Malawi, with 93,000 HIV positive teenagers, has 6,900 annual AIDS-related adolescent deaths.

The death toll is linked to late diagnosis and starting ART too late, explains Judith Sherman, of UNICEF in Lilongwe.

Malawi’s policy is that all children seen in health facilities should be offered an HIV test. “Unfortunately, this does not happen routinely,” she says.

FAST FACTS

AIDS DEATHS AMONG ADOLESCENTS IN 2013


• South Africa 11,000
• Tanzania 10,000
• Ethiopia 7,900
• Kenya 7,800
• Zimbabwe 6,500
• Uganda 6,300
• Malawi 5,600
• Zambia 4,400
• Mozambique 3,900
• Rwanda 1,200
• Lesotho 1,200

Teenagers’ adherence to ART is lower than adults, says Sherman, “for a range of reasons like treatment fatigue, depression, fear of stigma, denial and unstable family relationships.”

Tanzania’s estimated 165,000 adolescents living with HIV face similar challenges as their peers in Nigeria and Malawi. (see sidebar)

Allison Jenkins, chief of HIV/AIDS with UNICEF in Tanzania, says that one effective way to help teenagers are clubs.

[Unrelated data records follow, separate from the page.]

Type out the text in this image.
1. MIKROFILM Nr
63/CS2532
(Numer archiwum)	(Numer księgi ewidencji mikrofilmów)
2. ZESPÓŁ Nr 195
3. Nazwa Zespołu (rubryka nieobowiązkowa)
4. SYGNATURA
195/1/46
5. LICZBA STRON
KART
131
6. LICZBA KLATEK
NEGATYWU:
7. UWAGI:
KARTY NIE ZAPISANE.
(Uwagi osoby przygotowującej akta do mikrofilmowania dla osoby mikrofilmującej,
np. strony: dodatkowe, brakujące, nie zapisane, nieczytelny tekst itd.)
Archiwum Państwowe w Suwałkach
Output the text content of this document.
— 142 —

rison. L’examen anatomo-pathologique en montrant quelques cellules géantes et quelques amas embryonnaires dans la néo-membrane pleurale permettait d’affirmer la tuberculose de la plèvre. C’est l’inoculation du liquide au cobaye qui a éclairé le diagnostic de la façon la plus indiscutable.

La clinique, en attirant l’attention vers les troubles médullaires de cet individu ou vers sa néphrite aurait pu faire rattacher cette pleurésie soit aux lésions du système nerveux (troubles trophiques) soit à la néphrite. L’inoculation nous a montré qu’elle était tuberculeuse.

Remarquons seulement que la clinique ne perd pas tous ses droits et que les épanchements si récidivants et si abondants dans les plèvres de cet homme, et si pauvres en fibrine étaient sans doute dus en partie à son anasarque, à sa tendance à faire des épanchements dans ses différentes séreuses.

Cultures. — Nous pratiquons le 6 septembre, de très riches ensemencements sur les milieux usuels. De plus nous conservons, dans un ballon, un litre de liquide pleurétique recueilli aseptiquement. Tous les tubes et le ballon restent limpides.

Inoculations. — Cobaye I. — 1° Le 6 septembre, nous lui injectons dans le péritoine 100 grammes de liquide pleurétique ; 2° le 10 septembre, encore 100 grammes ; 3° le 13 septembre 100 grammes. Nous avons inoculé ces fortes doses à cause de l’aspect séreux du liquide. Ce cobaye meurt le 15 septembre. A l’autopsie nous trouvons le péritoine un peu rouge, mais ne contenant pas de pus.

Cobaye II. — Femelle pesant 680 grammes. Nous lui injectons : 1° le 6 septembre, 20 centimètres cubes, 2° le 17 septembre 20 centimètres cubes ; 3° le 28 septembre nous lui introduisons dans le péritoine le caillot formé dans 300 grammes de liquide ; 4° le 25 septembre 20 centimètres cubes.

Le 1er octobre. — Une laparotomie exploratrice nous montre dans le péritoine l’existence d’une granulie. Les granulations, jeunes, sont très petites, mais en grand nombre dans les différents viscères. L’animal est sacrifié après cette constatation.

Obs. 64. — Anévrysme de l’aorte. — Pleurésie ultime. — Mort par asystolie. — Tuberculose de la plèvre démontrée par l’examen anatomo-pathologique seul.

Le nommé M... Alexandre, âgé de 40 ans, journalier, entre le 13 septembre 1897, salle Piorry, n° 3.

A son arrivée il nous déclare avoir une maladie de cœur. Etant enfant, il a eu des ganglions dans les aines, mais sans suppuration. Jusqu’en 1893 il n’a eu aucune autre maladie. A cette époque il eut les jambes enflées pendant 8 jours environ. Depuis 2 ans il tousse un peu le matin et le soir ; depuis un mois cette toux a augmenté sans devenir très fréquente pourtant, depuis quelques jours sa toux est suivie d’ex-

“Teen clubs improve adherence to treatment, especially among members who attend regularly,” she told IPS.

HIV among teen girls

Alarmingly, adolescent HIV prevalence is highly gendered, with teen girls showing infection rates that UNAIDS calls ”unacceptably high”.

Teen girls aged 15-19 in Mozambique have a prevalence of seven per cent, more than double the boys of the same age. Botswana presents a similar scenario.

Lucy Attah, of the Lagos-based Women and Children Living with HIV & AIDS, blames poverty.

“Girls have to trade sex for money to sustain themselves,” she says. “The pressure for money is higher in the cities where teenage girls compete to get the best mobile phones and clothes.”

Adolescents become sexually active, try drugs and alcohol, feel invulnerable, and experience the social and economic pressures of becoming an adult. HIV and the lack of youth-friendly health services compound the problem, says the UNICEF report.

 “We must do more and do it well, focusing on sub-Saharan Africa and on adolescent girls, where the heaviest burden lies,” says McClure.